The Anxiety of Talking About Your Illness With Someone New
The worst thing about making new friends is explaining my life. It starts early with simple questions like “How many classes are you taking?” I can see the confusion when my answers don’t line up with expectations. Subconsciously, my potential friend has a vision of me already formed — not the specifics, but a general outline. And in that general outline, I am healthy. I hate the moment that vision goes away. I hate that I have to explain it away.
“Wait. So like, what do you do? I mean, if you’re only part time and you don’t work?”
I don’t know how to answer that question. Still. After dozens of attempts, I’m not sure I’ve ever answered in a way that makes any sense. Probably because I still don’t know what I do with my time. Rest? Stare into space? Worry about answering that question? Eventually, I give them the whole run-down, the “chronic fatigue syndrome/life story” starter conversation. Sick at 12. Bunch of doctors. Tutors at home. Not enough research. No treatment. No cure. Yada yada. That whole spiel.
Honestly, I still sweat through that first conversation. I try to treat it as nonchalantly as I can. I’m simply relaying information because someone asked a question. But it doesn’t feel that easy. And I worry that it’s heavy. I feel like they asked about the weather outside and I told them about the worst storm in local history — surprising, confusing, and unnecessarily depressing. It’s difficult to tell when to get into the details and when to just smile and let them wonder.
Yesterday, I stopped a few of my fellow students outside the football stadium to ask them questions about tailgating for a piece in the yearbook. Coincidentally, two of those students were from small towns near mine, and wanted to chat about the local community college and who I knew from high school. Except I don’t know people from high school. Because I, you know, didn’t go. Maybe I should just say I was home-schooled; it’s less confusing and doesn’t generally invite follow-up questions. But I’m doing this thing with my life where I try to be honest, to the best of my ability. So I make things awkward with strangers on principle.
“Wait. What does that mean, you didn’t go to high school?”
“Uh, well, do you want my whole life story? That was the simple answer.”
“Yeah, give us your life story, because the simple answer is confusing.”
So I didn’t give them the whole scripted explanation, but I told them I got sick. Somehow that always feels personal. It’s an event in my life. I was born. I did things. I went places. I got sick. It shouldn’t be hard to say. It shouldn’t feel like a secret. I’m not confessing. But I sweat like I’m confessing when I say “I have chronic fatigue syndrome.”

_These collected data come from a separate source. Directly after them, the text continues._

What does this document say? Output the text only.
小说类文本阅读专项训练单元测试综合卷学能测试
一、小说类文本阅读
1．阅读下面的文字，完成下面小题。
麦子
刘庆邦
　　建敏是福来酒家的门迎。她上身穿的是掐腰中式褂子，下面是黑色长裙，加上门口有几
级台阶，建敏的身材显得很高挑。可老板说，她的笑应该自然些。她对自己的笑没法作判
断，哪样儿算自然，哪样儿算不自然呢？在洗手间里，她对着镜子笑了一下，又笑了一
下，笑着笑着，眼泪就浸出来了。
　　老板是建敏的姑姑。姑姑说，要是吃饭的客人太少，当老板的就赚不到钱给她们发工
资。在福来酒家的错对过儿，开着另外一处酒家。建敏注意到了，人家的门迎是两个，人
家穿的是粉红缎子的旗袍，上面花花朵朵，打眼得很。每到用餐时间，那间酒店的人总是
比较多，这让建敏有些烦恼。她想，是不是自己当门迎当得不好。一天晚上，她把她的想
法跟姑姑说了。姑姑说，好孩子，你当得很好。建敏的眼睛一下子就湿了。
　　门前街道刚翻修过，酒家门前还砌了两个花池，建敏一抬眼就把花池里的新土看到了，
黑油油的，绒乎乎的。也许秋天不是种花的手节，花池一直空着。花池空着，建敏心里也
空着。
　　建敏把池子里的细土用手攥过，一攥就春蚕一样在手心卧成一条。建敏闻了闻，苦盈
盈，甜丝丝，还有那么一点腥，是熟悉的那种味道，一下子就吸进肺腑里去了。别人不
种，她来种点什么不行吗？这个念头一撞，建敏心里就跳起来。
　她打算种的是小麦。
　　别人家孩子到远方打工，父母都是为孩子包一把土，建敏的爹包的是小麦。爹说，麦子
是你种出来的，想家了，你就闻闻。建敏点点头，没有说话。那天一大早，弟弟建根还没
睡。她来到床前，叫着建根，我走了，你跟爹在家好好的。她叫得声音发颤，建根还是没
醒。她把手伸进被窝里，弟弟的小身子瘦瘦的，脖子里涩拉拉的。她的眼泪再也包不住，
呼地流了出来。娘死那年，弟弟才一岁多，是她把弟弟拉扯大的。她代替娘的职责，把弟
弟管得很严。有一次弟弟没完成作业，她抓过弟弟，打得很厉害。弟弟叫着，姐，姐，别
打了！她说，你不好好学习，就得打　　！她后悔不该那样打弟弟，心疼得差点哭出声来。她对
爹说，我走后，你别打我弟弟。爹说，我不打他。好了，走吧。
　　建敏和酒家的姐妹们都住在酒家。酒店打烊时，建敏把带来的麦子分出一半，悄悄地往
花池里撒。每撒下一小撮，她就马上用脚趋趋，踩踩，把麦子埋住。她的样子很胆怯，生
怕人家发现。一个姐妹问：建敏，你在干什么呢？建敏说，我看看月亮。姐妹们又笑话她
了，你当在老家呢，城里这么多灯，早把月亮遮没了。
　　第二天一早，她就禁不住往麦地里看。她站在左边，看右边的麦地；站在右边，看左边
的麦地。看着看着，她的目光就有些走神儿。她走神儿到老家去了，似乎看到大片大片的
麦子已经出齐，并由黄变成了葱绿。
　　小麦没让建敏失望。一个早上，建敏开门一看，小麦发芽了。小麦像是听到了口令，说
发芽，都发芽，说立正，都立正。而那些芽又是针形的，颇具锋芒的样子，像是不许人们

I fear dismissive reactions. It’s disheartening to have to convince someone that my condition is actually a big deal. I’m scared that people don’t think it is. I’m scared they suspect I’m just weak. That fear will make you sweat. But most people don’t react that way. Most people are nice and try to understand. So why am I ashamed? Why do I feel like I’m admitting a personal failing?
I don’t want to let go of that vision a potential friend might have of me, the general outline in which I am healthy. I like that image. It’s not even mine, but I don’t want to change it. I want to seem that way for as long as possible. I want to be that for real. But I’m not that. And if I want to have conversations in which I talk about my life, I have to talk about being sick. It touches every part of my life. It is my life.
That first conversation may always be an anxious occasion for me. I may never be comfortable ripping a hole through a person’s outline assumptions of a healthy me. But that first conversation is only one, and in my experience, it’s usually not the last one. The next conversation — when my potential friend (or maybe actual friend, at this point) feels comfortable enough to ask me questions, to get to know what my life is really like — is usually better. And the ones after that — when they get your dark jokes and know your migraine triggers almost as well as you do — are sometimes, maybe even mostly, good. You won’t know who is capable of those good conversations unless you wade through that first one.
The best part about making new friends is obviously the people themselves. And I want more people. People who can get it, if I explain it a little bit first, are ones I want around. So I keep having that first conversation, even with strangers I’m just trying to interview for the yearbook. Maybe the more I do it, the easier it will be. Hopefully, someday it won’t feel like a confession, but more like a statement of fact or even revealing something fascinating about me. Until then, I’ll sweat through it.